Quando venivano feriti, erano trasportati dentro ospedali forniti di attrezzature per curarli; i feriti gravi venivano
rimpatriati perché non erano più in grado di svolgere il loro dovere.
Il papà di Andrea ci ha spiegato, inoltre, che veniva applicata la censura quando i soldati scrivevano lettere ai propri
familiari: i suoi superiori controllavano ciò che scrivevano. Questo avveniva soprattutto perché i soldati non potevano
rivelare la loro posizione a nessuno.
Finalmente dopo oltre due anni diguerra anche per lui arrivò il momento di rientrare. Essendo il viaggio molto lungo
sarebbero stati necessari circa 15 giorni di treno e quindi decise di usare i pochi soldi che possedeva per comprare un
biglietto aereo. La gioia che ebbe nel rivedere i suoi cari fu per lui indescrivibile. Arrivò nel suo paese a tarda notte,
tutti gli amici e i parenti uscirono dalle case per andargli incontro ed abbracciarlo, non ha mai dimenticato quelle
manifestazioni di affetto.
Purtroppo molti suoi amici pur essendo riusciti a sopravvivere alla dura guerra, al rientro a casa sono caduti nel vizio
dell’alcool e della droga che ha portato loro alla morte. Anche lui tentando di dimenticare gli orrori vissuti durante
la guerra, per circa un anno, ha bevuto alcool riuscendo poi fortunatamente a smettere.

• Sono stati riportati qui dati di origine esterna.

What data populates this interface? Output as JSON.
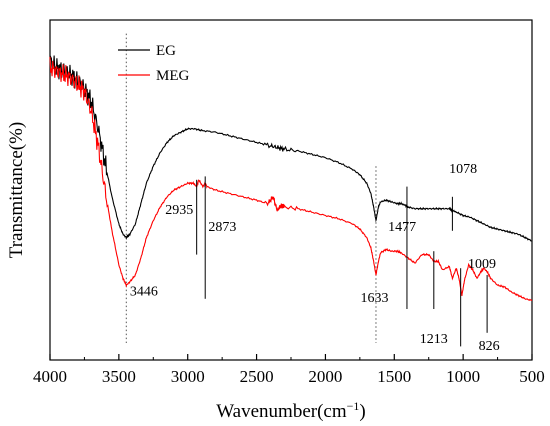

A tutti i sopravvissuti è stato
dato un riconoscimento anche economico che Vasco ha donato alla madre.
Tutti gli uomini che hanno combattuto delle guerre, a nostro parere, hanno vissuto un’esperienza molto difficile e traumatica.
Le guerre portano solo sofferenze, morti e disperazione; gli uomini e le nazioni in disaccordo tra loro dovrebbero sapere far
uso della propria intelligenza per trovare soluzioni diverse e alternative all’uso della violenza.